The senior author has been using the technique described below for the past 15 years when managing patients with TMC OA surgically. This study describes the author's experience with his technique and postoperative protocol.
Methods
The study is a retrospective cohort study of patients managed by the senior author. Approval for the study was obtained from the institutional review board for this study. The senior author's surgical database was queried to identify all patients who had undergone trapezial resection and arthroplasty of the carpometacarpal joint of the thumb for degenerative joint disease of the TMC joint from 2011 to 2013. Patients included in the study were (1) over the age of 40 years at the time of surgery, (2) were diagnosed with CTS clinically from history and on examination findings (e.g., positive Tinel's sign, Phalen's test, and/or Durkan's test), (3) underwent this surgery for Eaton and Littler's stage II to IV arthritis, and (4) had radial approach to release the carpal tunnel concurrently. Patients were excluded if they had (1) surgery for inflammatory arthritis, (2) concurrent surgery on the carpal bones or distal radius that required modification of the postoperative rehabilitation protocol, and (3) required modification of the technique owing to a ruptured FCR tendon
The standard postoperative follow-up protocol included visits postoperatively at 2 weeks, 6 weeks, 3 months, and thereafter at 6 months and 1 year. We logged any measurements of function obtained during preoperative and postoperative clinic visit as documented on the clinical charts. These included grip strength dynamometry (using JAMAR) and functional scores, including the Levine-Katz[12] (Boston) questionnaire for CTS, disabilities of the arm shoulder and hand (DASH) score, and the QuickDASH9 to assess the extent of disability from upper extremity conditions. These questionnaires, where administered, were submitted from the preoperative visit and at the 3 months follow-up visit.
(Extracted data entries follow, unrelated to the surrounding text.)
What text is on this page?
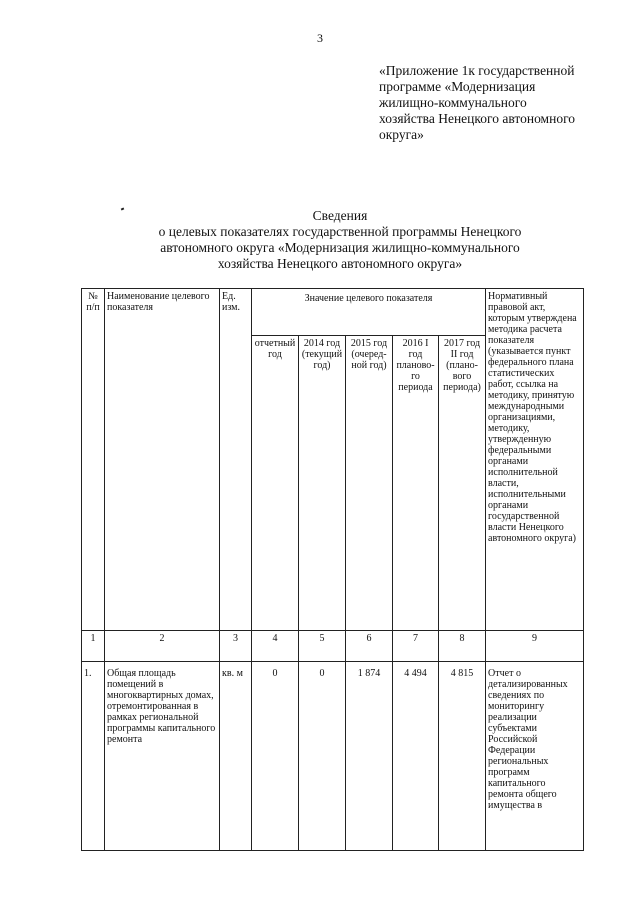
3
«Приложение 1к государственной
программе «Модернизация
жилищно-коммунального
хозяйства Ненецкого автономного
округа»
Сведения
о целевых показателях государственной программы Ненецкого
автономного округа «Модернизация жилищно-коммунального
хозяйства Ненецкого автономного округа»
№ п/п	Наименование целевого показателя	Ед. изм.	Значение целевого показателя					Нормативный правовой акт, которым утверждена методика расчета показателя (указывается пункт федерального плана статистических работ, ссылка на методику, принятую международными организациями, методику, утвержденную федеральными органами исполнительной власти, исполнительными органами государственной власти Ненецкого автономного округа)
			отчетный год	2014 год (текущий год)	2015 год (очеред-ной год)	2016 I год планово-го периода	2017 год II год (плано-вого периода)	
1	2	3	4	5	6	7	8	9
1.	Общая площадь помещений в многоквартирных домах, отремонтированная в рамках региональной программы капитального ремонта	кв. м	0	0	1 874	4 494	4 815	Отчет о детализированных сведениях по мониторингу реализации субъектами Российской Федерации региональных программ капитального ремонта общего имущества в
Statistical analysis was conducted using the statistics program EZR[13] a statistical software package based on R (version 2.13.0). Characteristics of the study population were characterized by descriptive statistics, while comparison of preoperative and postoperative parameters was performed with the use of the paired t-test.
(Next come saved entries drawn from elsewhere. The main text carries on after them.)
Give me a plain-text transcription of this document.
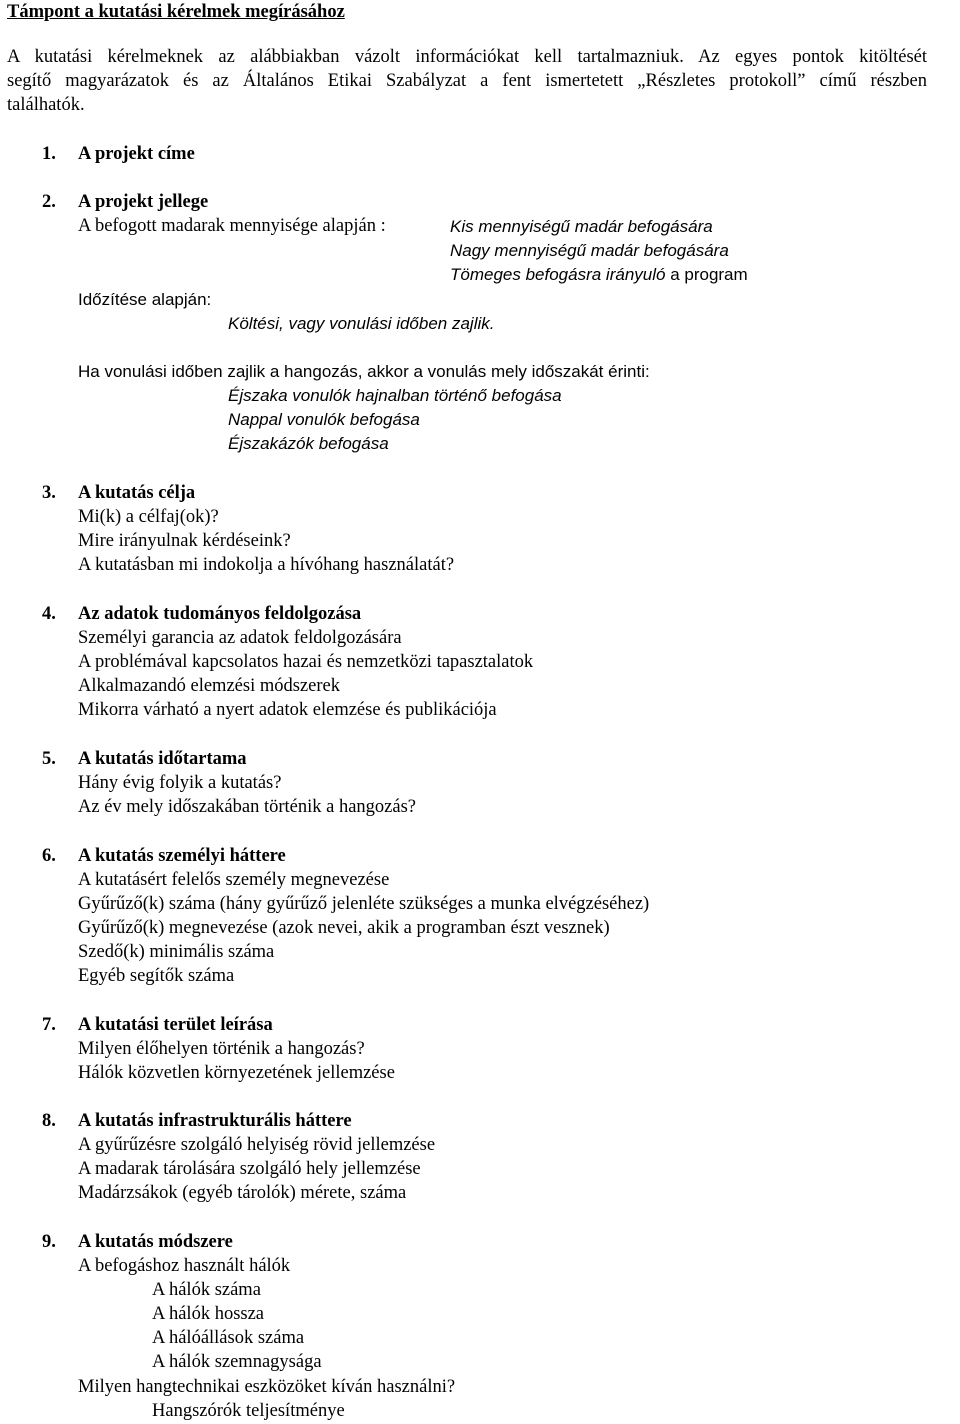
Támpont a kutatási kérelmek megírásához
A kutatási kérelmeknek az alábbiakban vázolt információkat kell tartalmazniuk. Az egyes pontok kitöltését
segítő magyarázatok és az Általános Etikai Szabályzat a fent ismertetett „Részletes protokoll” című részben
találhatók.
1. A projekt címe
2. A projekt jellege
A befogott madarak mennyisége alapján :	Kis mennyiségű madár befogására
Nagy mennyiségű madár befogására
Tömeges befogásra irányuló a program
Időzítése alapján:
Költési, vagy vonulási időben zajlik.
Ha vonulási időben zajlik a hangozás, akkor a vonulás mely időszakát érinti:
Éjszaka vonulók hajnalban történő befogása
Nappal vonulók befogása
Éjszakázók befogása
3. A kutatás célja
Mi(k) a célfaj(ok)?
Mire irányulnak kérdéseink?
A kutatásban mi indokolja a hívóhang használatát?
4. Az adatok tudományos feldolgozása
Személyi garancia az adatok feldolgozására
A problémával kapcsolatos hazai és nemzetközi tapasztalatok
Alkalmazandó elemzési módszerek
Mikorra várható a nyert adatok elemzése és publikációja
5. A kutatás időtartama
Hány évig folyik a kutatás?
Az év mely időszakában történik a hangozás?
6. A kutatás személyi háttere
A kutatásért felelős személy megnevezése
Gyűrűző(k) száma (hány gyűrűző jelenléte szükséges a munka elvégzéséhez)
Gyűrűző(k) megnevezése (azok nevei, akik a programban észt vesznek)
Szedő(k) minimális száma
Egyéb segítők száma
7. A kutatási terület leírása
Milyen élőhelyen történik a hangozás?
Hálók közvetlen környezetének jellemzése
8. A kutatás infrastrukturális háttere
A gyűrűzésre szolgáló helyiség rövid jellemzése
A madarak tárolására szolgáló hely jellemzése
Madárzsákok (egyéb tárolók) mérete, száma
9. A kutatás módszere
A befogáshoz használt hálók
A hálók száma
A hálók hossza
A hálóállások száma
A hálók szemnagysága
Milyen hangtechnikai eszközöket kíván használni?
Hangszórók teljesítménye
During the study period, 114 patients underwent the surgery described for stage II to IV degenerative joint disease. Of these 114 patients, 14 did not undergo concurrent carpal tunnel release, 8 underwent concurrent wrist surgery that required modification of the postoperative rehabilitation protocol, and 6 required modification of the reconstructive technique owing to a frayed or ruptured FCR tendon. Eighty-six patients met study criteria and of these 86, preoperative and postoperative grip strength dynamometry scores were available for analysis of 65 patients, and complete records of preoperative and postoperative functional scoring were available for 23 patients.
Description of Technique
The skin incision comprises a curvilinear Wagner incision along the border of glabrous and nonglabrous skin extending from the level of the mid thumb metacarpal extending proximally to the scaphoid tubercle, and a “z” shaped proximal extension over the distal end of the FCR tendon. Elevation of the thenar musculature exposes the TMC and scaphotrapezial joint and the first metacarpal base. The FCR tendon sheath is opened and the bony crest of the trapezium overlying the FCR is removed with a rongeur and the tendon is then displaced radially.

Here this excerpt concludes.